ABHD14B reduces histone acetylation on HBV cccDNA minichromosome. (A) The status of histones (acetylation of H3K27 and methylation of H3K9) on HBV cccDNA (left) and on RPL30 as a control (right) was determined using a ChIP assay with NTCP-HepG2 and NTCP-HepG2 with ABHD14B knockout cells. The ChIP assay was performed 6 days after HBV infection. Data are means±SDs (n=3). Statistical analyses were performed using Welch t test. (B, C) ABHD14B does not interact with HBV core or HBx proteins. HepG2 cells were transiently transfected with HA-ABHD14B expressing plasmid together with a flag-HBV core or flag-HBx protein-expressing plasmid, followed by immunoprecipitation using an anti-flag. Representative images from 3 independent experiments are shown. (D) TFII-I was identified as the binding protein to ABHD14B. ABHD14B protein was immunoprecipitated with anti-HA using HA-ABHD14B stably expressing NTCP-HepG2 cells. Mass spectrometry identified TFII-I as the binding partner of ABHD14B. Peptide sequences with yellow markings were identified by mass spectrometry. (E) Endogenous TFII-I was immunoblotted using immunoprecipitated samples. Representative images from 3 independent experiments are shown. Aliquots of each sample before IP (5%) were used as input. ns and nonspecific bands. (F) consensus sequence (BRGATTRBR) for TFII-I-binding sites in the HBV genome. (G) TFII-I interactions with HBV sequences determined by ChIP analysis. Three days after transfection with the minicircle HBV construct in HepG2 cells, ChIP analyses were performed using an anti-TFII-I antibody. PCR was performed with primer pairs amplifying the region containing the TFII-I consensus sequences and with primer pairs amplifying unrelated regions in the HBV genome.

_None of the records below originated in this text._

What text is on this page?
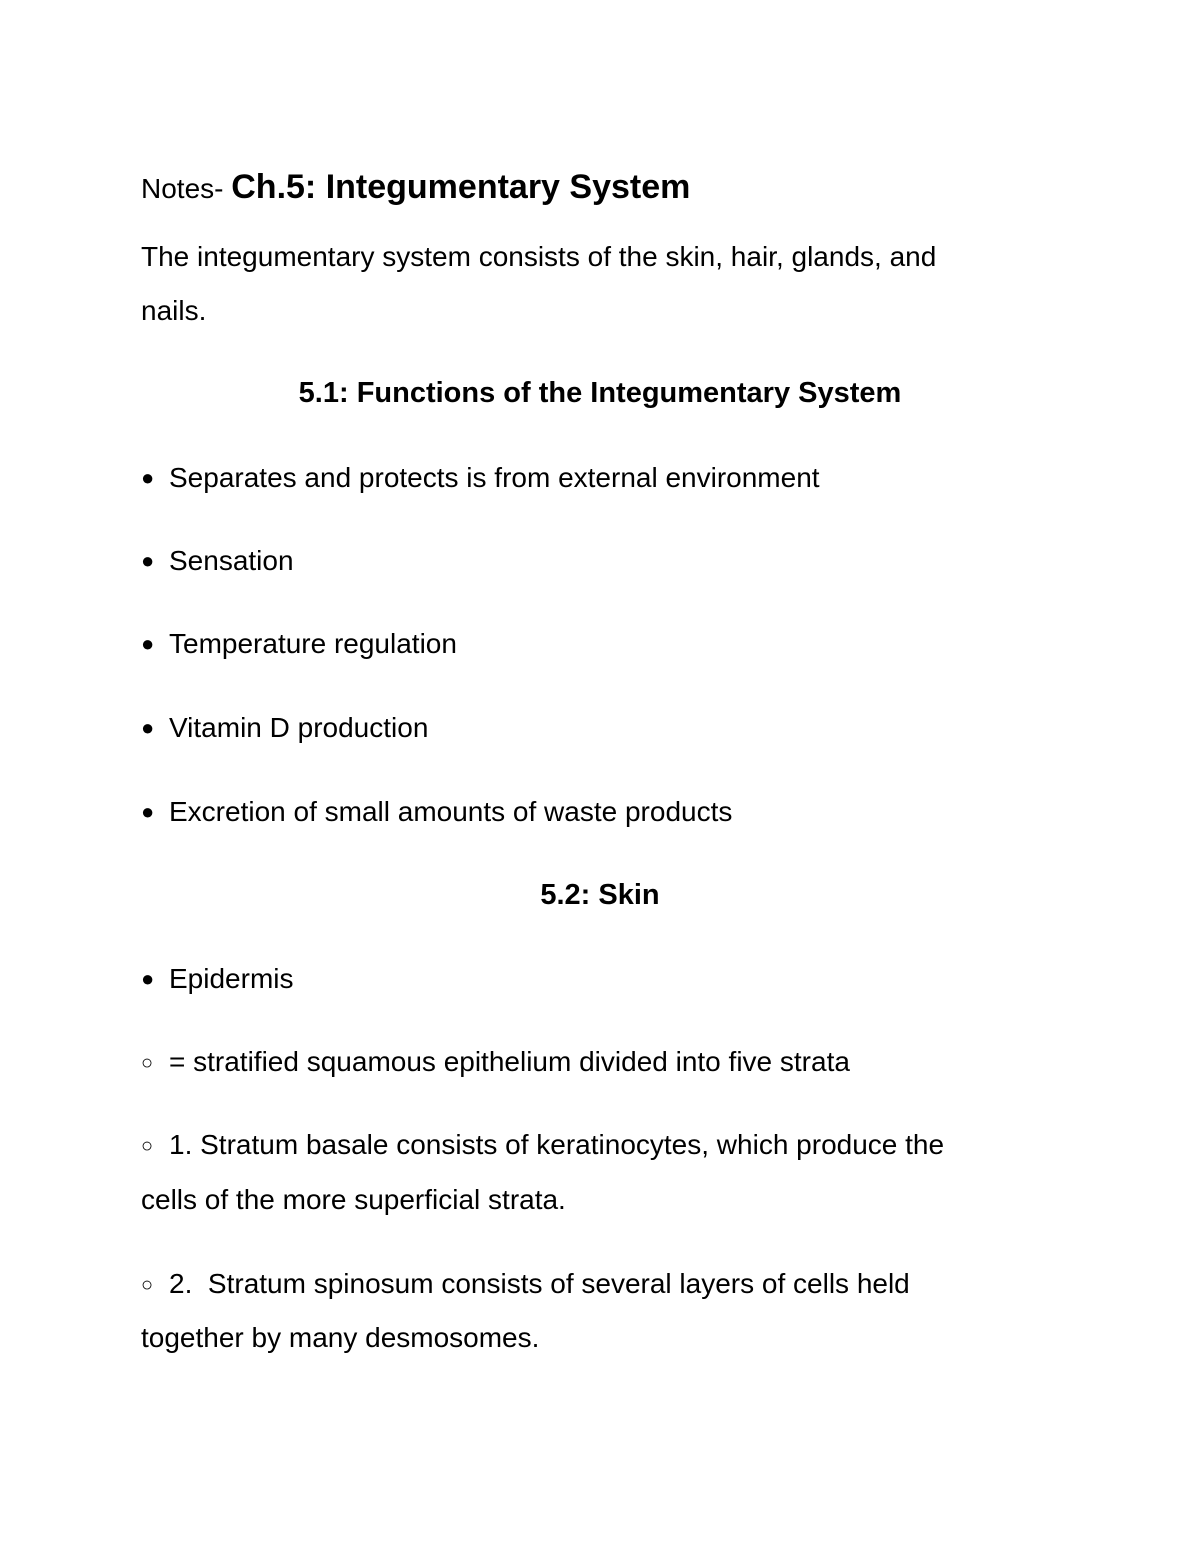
Notes- Ch.5: Integumentary System
The integumentary system consists of the skin, hair, glands, and
nails.
5.1: Functions of the Integumentary System
● Separates and protects is from external environment
● Sensation
● Temperature regulation
● Vitamin D production
● Excretion of small amounts of waste products
5.2: Skin
● Epidermis
○ = stratified squamous epithelium divided into five strata
○ 1. Stratum basale consists of keratinocytes, which produce the
cells of the more superficial strata.
○ 2.  Stratum spinosum consists of several layers of cells held
together by many desmosomes.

Data are means±SDs (n=3). Statistical analyses were performed using Welch t test. Abbreviations: cccDNA, covalently closed circular DNA; ChIP, chromatin immunoprecipitation; NTCP, sodium taurocholate co-transporting polypeptide.

FIGURE 5

TFII-I is crucial for the deacetylation of histone on HBV cccDNA. (A) TFII-I was knocked out using CRISPR-mediated mutagenesis in NTCP-HepG2 cells. (B, C) HBV transcription levels in HBV cccDNA were reduced in TFII-I-knockout cells. The minicircle HBV luciferase reporter or HBV was transfected into NTCP-HepG2 cells. Five days after transfection or infection, luciferase values (B) and HBV RNA levels (C) were determined. Data are means±SDs (n=3). Statistical analyses were performed using Welch t test. (D) TFII-I is involved in the deacetylation of H3K27 on HBV cccDNA, as determined by ChIP assay. Three days after transfection of the mini-circular HBV construct into NTCP-HepG2 cells or NTCP-HepG2 cells with TFII-I knockout, a ChIP assay was performed using an antiacetylated H3K27 antibody. Data are means±SDs (n=3). Statistical analyses were performed using Welch t test. (E) TFII-I is involved in the deacetylation of H3K27 in HBV cccDNA in a natural HBV infection model. Six days after HBV infection of NTCP-HepG2 cells or NTCP-HepG2 cells with TFII-I knockout, ChIP assays were performed using antiacetylated H3K27 or anti-TFII-I antibodies. Data are means±SDs (n=3). Statistical analyses were performed using Welch t test. Abbreviations: cccDNA, covalently closed circular DNA; NTCP, sodium taurocholate co-transporting polypeptide.